The book is basically a medical thriller set in Salem's Lot, New York, and the vampires are the same seriously evil, hungry and shark-eyed cabal from King's classic. There's no Lestat here, no tortured soul. Just pure eating machines. In fact, in a way, it's a lot more like a zombie story.

My only complaint is that it's pretty clear, almost immediately, that this book is the first of a trilogy. Not that it's that unsatisfying of an ending. It just all feels like one big setup. An entertaining, bloody, violent, decently paced setup. No biggie. Also, I caught a couple of typos. Seriously? Del Toro, why I oughta...

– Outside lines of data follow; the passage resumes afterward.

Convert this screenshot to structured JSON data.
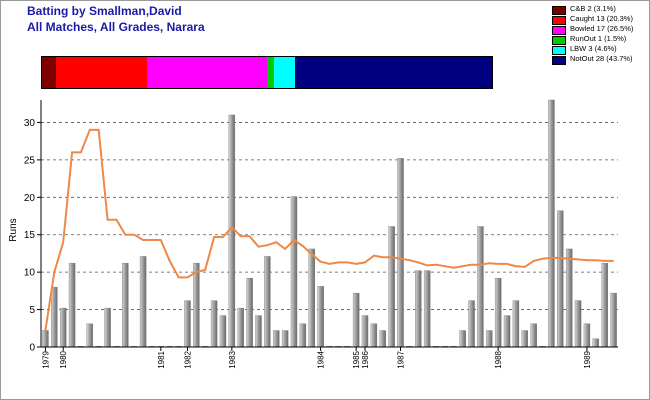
{
  "header": {
    "title": "Batting by Smallman,David",
    "subtitle": "All Matches, All Grades, Narara"
  },
  "legend": [
    {
      "label": "C&B 2 (3.1%)",
      "color": "#800000",
      "count": 2,
      "pct": 3.1
    },
    {
      "label": "Caught 13 (20.3%)",
      "color": "#ff0000",
      "count": 13,
      "pct": 20.3
    },
    {
      "label": "Bowled 17 (26.5%)",
      "color": "#ff00ff",
      "count": 17,
      "pct": 26.5
    },
    {
      "label": "RunOut 1 (1.5%)",
      "color": "#00cc00",
      "count": 1,
      "pct": 1.5
    },
    {
      "label": "LBW 3 (4.6%)",
      "color": "#00ffff",
      "count": 3,
      "pct": 4.6
    },
    {
      "label": "NotOut 28 (43.7%)",
      "color": "#000080",
      "count": 28,
      "pct": 43.7
    }
  ],
  "chart_data": {
    "type": "bar",
    "ylabel": "Runs",
    "ylim": [
      0,
      33
    ],
    "yticks": [
      0,
      5,
      10,
      15,
      20,
      25,
      30
    ],
    "grid": true,
    "bar_color": "#a0a0a0",
    "line_color": "#ee8844",
    "x_tick_labels": [
      {
        "index": 0,
        "label": "1979"
      },
      {
        "index": 2,
        "label": "1980"
      },
      {
        "index": 13,
        "label": "1981"
      },
      {
        "index": 16,
        "label": "1982"
      },
      {
        "index": 21,
        "label": "1983"
      },
      {
        "index": 31,
        "label": "1984"
      },
      {
        "index": 35,
        "label": "1985"
      },
      {
        "index": 36,
        "label": "1986"
      },
      {
        "index": 40,
        "label": "1987"
      },
      {
        "index": 51,
        "label": "1988"
      },
      {
        "index": 61,
        "label": "1989"
      }
    ],
    "values": [
      2.2,
      8,
      5.2,
      11.2,
      0.1,
      3.1,
      0.1,
      5.2,
      0.1,
      11.2,
      0.1,
      12.1,
      0.1,
      0.1,
      0.1,
      0.1,
      6.2,
      11.2,
      0.1,
      6.2,
      4.2,
      31,
      5.2,
      9.2,
      4.2,
      12.1,
      2.2,
      2.2,
      20.1,
      3.1,
      13.1,
      8.1,
      0.1,
      0.1,
      0.1,
      7.2,
      4.2,
      3.1,
      2.2,
      16.1,
      25.2,
      0.1,
      10.2,
      10.2,
      0.1,
      0.1,
      0.1,
      2.2,
      6.2,
      16.1,
      2.2,
      9.2,
      4.2,
      6.2,
      2.2,
      3.1,
      0.1,
      33,
      18.2,
      13.1,
      6.2,
      3.1,
      1.1,
      11.2,
      7.2
    ],
    "average": [
      2.2,
      10,
      14,
      26,
      26,
      29,
      29,
      17,
      17,
      15,
      15,
      14.3,
      14.3,
      14.3,
      11.5,
      9.3,
      9.3,
      10,
      10.3,
      14.7,
      14.7,
      16,
      14.8,
      14.8,
      13.4,
      13.6,
      14,
      13.1,
      14.3,
      13.5,
      12.4,
      11.4,
      11.1,
      11.3,
      11.3,
      11.1,
      11.3,
      12.2,
      12,
      12,
      11.8,
      11.6,
      11.3,
      10.9,
      11,
      10.8,
      10.6,
      10.8,
      11,
      11,
      11.2,
      11.1,
      11.1,
      10.8,
      10.7,
      11.5,
      11.8,
      11.9,
      11.9,
      11.8,
      11.7,
      11.6,
      11.6,
      11.5,
      11.5
    ]
  }
}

Anyway, that's my valuable opinion.

My valuable first post

Welcome to my valuable first post. I've tried pretty much everything there is to try: karaoke, dreampainting, energy drinks. But now I'm off on a new kick. Telling you what I think. Maybe I'll tell you what I think about your blouse. Would you like that? Would you like that, huh? Okay then. It looks nice.

Without this blog, how would you know what I REALLY think about that sick new album, or that shitty billboard I just walked past, or that geeky little videogame that made me cry, or that Republican guy who just cheated on his wife with some Argentinian, or the split pea soup I just ate, or that other sick, sick album, or that movie that I Tivoed and am basically too embarrassed to admit that I sat all the way through? What? You plan on learning that from a status update on Facebook? Where I have to duke it out with your other 377 "friends?" Not bloody likely. I'm king here, pal, or lady, and you are my vassal. And this blog is my fief to you. So don't screw it up.

Welcome. Welcome to my valuable opinion.